Wednesday, November 8, 2023

How is 30?

I've felt worried to leaving my 20-is and begin the 30, but on the day I turn 30 it was surprisingly I really enjoy how the life going on and my mind change a bit. I have another view for my 30 and its different from what I ever imagine about. So how is my 30?

I lose something(one), I let go, I accept, I grow, I changed. 

I used to worry about my achievement, my career, my dream. I'm not really a religious person, I don't like the person that too religious but they don't put it on their daily and it comes like not equal balance of you. I prefer people who not really showing how religious he is but he can show it indirectly during his daily life and its more impactful you know. 

Well, so if you read my past past post years ago I believe what left in your mind is how I can survive through these is all about God's grace. Yes, I am. 

So far I like my 29. Its like the year I reborn and pursue another part of life and begin a new life. I'm doing a tech related job now and so far I like the job I can be creative enough to explore yet its like a nomaden work also that allow me to travel a lot which wake up my traveling soul that being nap ever since pandemic. 

I become brave enough to start another step of travelling --- I dont like to being limit because I cant (yet) find friends or family who can go to the same trip as when I want to go and where is my destination, so I think I unlocked few places right that parked on my bucket for years lately and I proud of my self. 

So how is my 30 so far?

What is true and not from what people think about 30? True they said you already can afford yourself kinda living you may dream about, true thay you become more focus on the part you think its important and not really care about small things, true that you mature enough to have decission of your life, true that you become more independent. 

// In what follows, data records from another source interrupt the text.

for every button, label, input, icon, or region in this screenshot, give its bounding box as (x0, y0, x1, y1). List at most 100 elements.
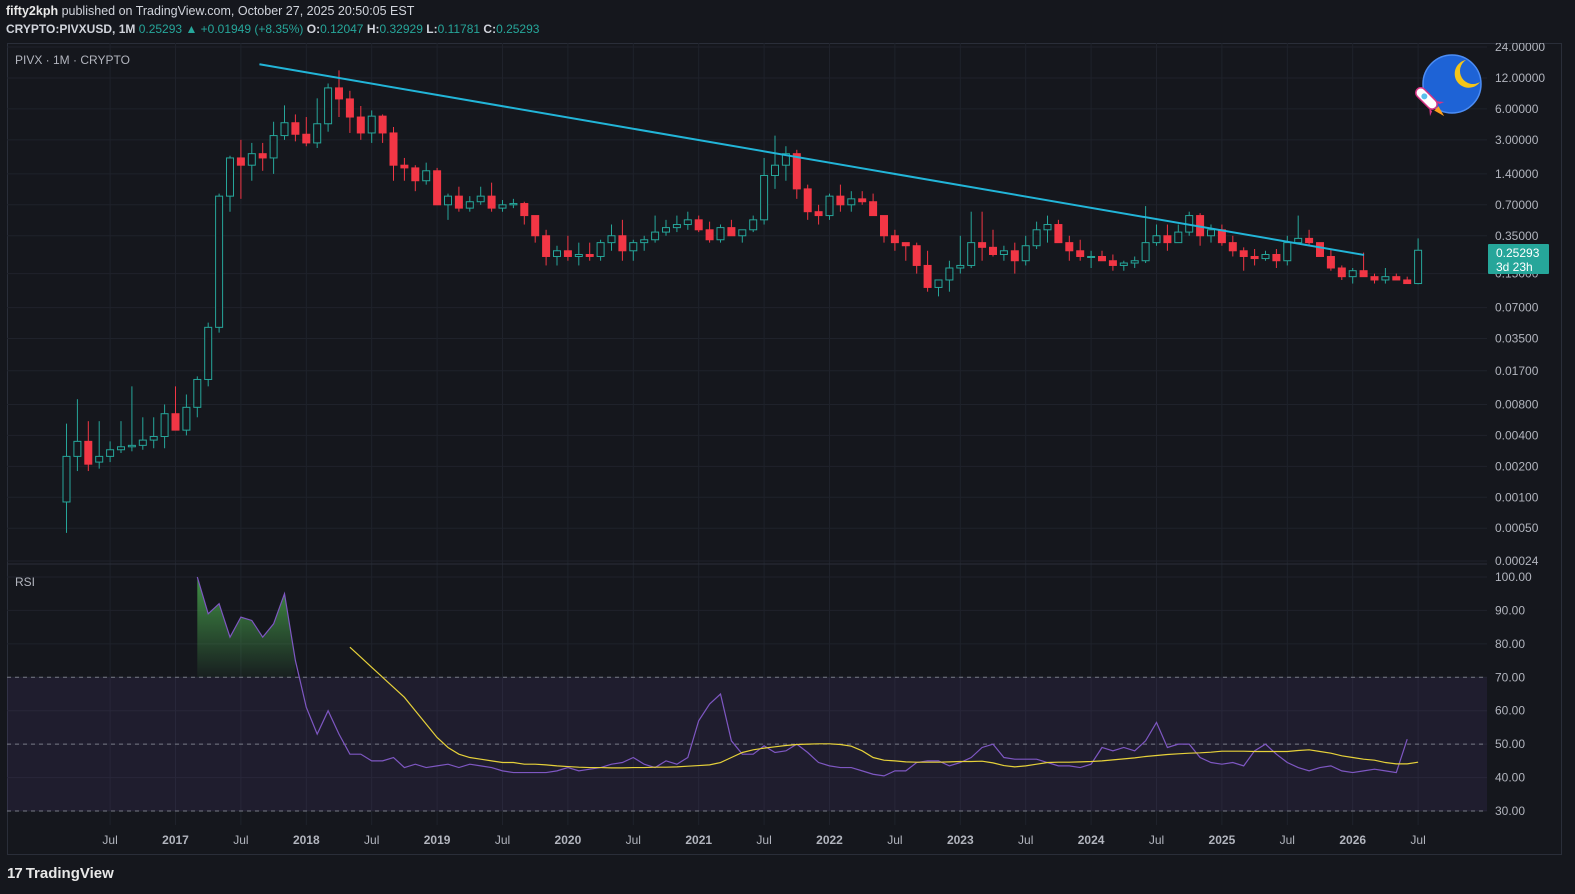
trendline[interactable] (259, 63, 1365, 256)
time-tick-label: 2018 (293, 833, 320, 847)
candle-body (542, 235, 551, 257)
price-tick-label: 0.00200 (1495, 459, 1539, 473)
time-tick-label: 2024 (1078, 833, 1105, 847)
time-tick-label: Jul (1410, 833, 1425, 847)
price-tag-value: 0.25293 (1496, 246, 1540, 260)
price-tick-label: 0.70000 (1495, 198, 1539, 212)
candle-body (803, 188, 812, 213)
candle-body (999, 250, 1008, 256)
price-tick-label: 0.00050 (1495, 521, 1539, 535)
chart-canvas[interactable]: 24.00000 12.00000 6.00000 3.00000 1.40000 0.7… (7, 43, 1562, 855)
price-tick-label: 1.40000 (1495, 167, 1539, 181)
candle-body (433, 170, 442, 206)
candle-body (749, 219, 758, 231)
candle-body (1087, 255, 1096, 258)
candle-body (1381, 276, 1390, 281)
candle-body (1316, 242, 1324, 257)
candle-body (1010, 250, 1019, 262)
time-tick-label: Jul (495, 833, 510, 847)
candle-body (367, 115, 376, 134)
candle-body (389, 132, 398, 166)
candle-body (422, 170, 431, 182)
candle-body (596, 242, 605, 257)
candle-body (1032, 229, 1041, 247)
candle-body (923, 264, 932, 288)
time-tick-label: 2023 (947, 833, 974, 847)
tradingview-logo-icon: 17 (7, 864, 23, 882)
publish-info: published on TradingView.com, October 27… (61, 4, 415, 18)
candle-body (1403, 279, 1412, 285)
candle-body (1359, 270, 1368, 278)
candle-body (215, 195, 224, 328)
time-tick-label: Jul (626, 833, 641, 847)
candle-body (1305, 237, 1314, 244)
price-tick-label: 3.00000 (1495, 133, 1539, 147)
rsi-overbought-fill (197, 577, 296, 678)
candle-body (967, 242, 976, 266)
close-label: C: (483, 22, 497, 36)
candle-body (1043, 224, 1052, 231)
time-tick-label: Jul (233, 833, 248, 847)
time-tick-label: Jul (756, 833, 771, 847)
time-tick-label: 2022 (816, 833, 843, 847)
low-value: 0.11781 (437, 22, 481, 36)
candle-body (912, 245, 921, 266)
candle-body (444, 195, 452, 206)
close-value: 0.25293 (496, 22, 540, 36)
candle-body (738, 229, 747, 237)
last-price: 0.25293 (138, 22, 183, 36)
candle-body (1152, 235, 1161, 244)
price-tick-label: 0.00100 (1495, 490, 1539, 504)
candle-body (934, 279, 943, 288)
trendline-segment (259, 63, 1365, 256)
candle-body (607, 235, 616, 244)
publisher-name[interactable]: fifty2kph (6, 4, 59, 18)
candle-body (1130, 260, 1139, 264)
time-tick-label: Jul (1149, 833, 1164, 847)
candle-body (193, 378, 202, 408)
candle-body (117, 446, 125, 451)
symbol-label: CRYPTO:PIVXUSD, 1M (6, 22, 136, 36)
candle-body (847, 198, 856, 206)
candle-body (1207, 229, 1215, 237)
candle-body (95, 455, 104, 463)
candle-body (1065, 242, 1074, 252)
candle-body (160, 413, 169, 438)
candle-body (226, 157, 234, 197)
time-tick-label: 2017 (162, 833, 189, 847)
ohlc-line: CRYPTO:PIVXUSD, 1M 0.25293 ▲ +0.01949 (+… (6, 22, 539, 36)
candle-body (956, 264, 965, 269)
candle-body (945, 267, 954, 281)
price-axis[interactable]: 24.00000 12.00000 6.00000 3.00000 1.40000 0.7… (1495, 43, 1545, 568)
time-tick-label: Jul (887, 833, 902, 847)
price-change: ▲ +0.01949 (+8.35%) (185, 22, 304, 36)
candle-body (236, 157, 245, 166)
time-tick-label: Jul (364, 833, 379, 847)
candle-body (1250, 255, 1259, 260)
high-value: 0.32929 (379, 22, 423, 36)
candle-body (1239, 250, 1248, 257)
candlestick-series (62, 70, 1423, 533)
candle-body (106, 449, 115, 457)
rsi-axis[interactable]: 100.00 90.00 80.00 70.00 60.00 50.00 40.00 30.0… (1495, 570, 1532, 818)
candle-body (73, 440, 82, 457)
rsi-tick-label: 30.00 (1495, 804, 1525, 818)
main-legend[interactable]: PIVX · 1M · CRYPTO (15, 53, 130, 67)
candle-body (694, 219, 703, 231)
candle-body (258, 153, 267, 159)
time-tick-label: Jul (102, 833, 117, 847)
candle-body (400, 164, 409, 169)
rsi-tick-label: 50.00 (1495, 737, 1525, 751)
tradingview-footer[interactable]: 17 TradingView (7, 862, 114, 884)
price-tag-countdown: 3d 23h (1496, 260, 1533, 274)
time-tick-label: Jul (1018, 833, 1033, 847)
candle-body (683, 219, 692, 226)
candle-body (1108, 260, 1117, 266)
candle-body (760, 174, 769, 221)
rsi-legend[interactable]: RSI (15, 575, 36, 589)
candle-body (411, 167, 420, 182)
candle-body (313, 123, 322, 144)
candle-body (356, 116, 365, 134)
time-axis[interactable]: Jul 2017 Jul 2018 Jul 2019 Jul 2020 Jul 2021 Jul 20… (102, 833, 1425, 847)
candle-body (1174, 231, 1183, 244)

What is false? False when they said woman limit by their 30. 

Overall I like my 30 years of life in this world. Thank to God who let me born in this world and thank to my parents who raise me like this so I can become who I am today. 

Thank to those who teach me alot. The one who I adore that show me how I can live the life like you also the one I don’t like so you show me I need to remind myself I can’t be like you. 

Thank to all the opportunity given to me. I believe 機會只留給準備好的人 means the opportunity only given to those who prepared. Then when I want that opportunity I keep prepare myself so I know this phrase will come true. 

In the end thru this 30 years I believe nothing can guarantee your life but how God guarantee you have an awesome life is true. 

I never regret for any decision in my life even at that time maybe people will feels like I’m crazy or I’m stupid to have that decission but not for me. I feel lucky I can have that decission without any support from human being. You decide your life, you and God. 

I ever think, do my life now is what I dream of when I’m a child? 

Honestly I never think about my life at 30 like maybe when I was child I only think until college phase then after that I always imagine the future life but not specifi in which age range until now. 

But if now I being asked, is it the life that you dreamt of? I can say, more than that. If I can summarize these 30 years metamorphosis its like : a safe-player, a hard-tryer, a text-booker, an adventurer, a grateful-er

A safe-player : I was in this phase when I’m young I want everything safe and smooth. I don’t want any people hate me, I don’t want to make any mistake. I have that phase I don’t have friend because I don’t want to made mistake or my friend left me. 

A hard-tryer : I try so hard for the things I want. I want to school abroad, I talk thousand times from elementary school everyday until junior high school until my parents send me to Taiwan. Before I go to Taiwan I have mandarin extensive course, full 3 months everyday at 7 in the morning. I learn every course very hard I wake up at 5 and sleep late. 

A text-booker : I only can accept what happened in my life in theoritical, if I did A it should come B. I cant accept any sudden surprise or away than my plan. 

An adventurer : Come that phase that I finally able to peaceful coexistence with surprise & sudden. I finally like surprise & sudden and believe in miracle things. 

A grateful-er : Me, thankful & grateful for everything until today. Yes, nothing perfect, it has tears, it has mad, it has helpless, it has that imperfect feelings but its too tiny to care about compare to the blessings, the hopeful, the laughes, and all the great things in life.  

I still who I am, but the different this time is I feel being re-new, I feel change, I feel grow. 

Thanks to my self, the one who never tired of me. You did great and please always be great.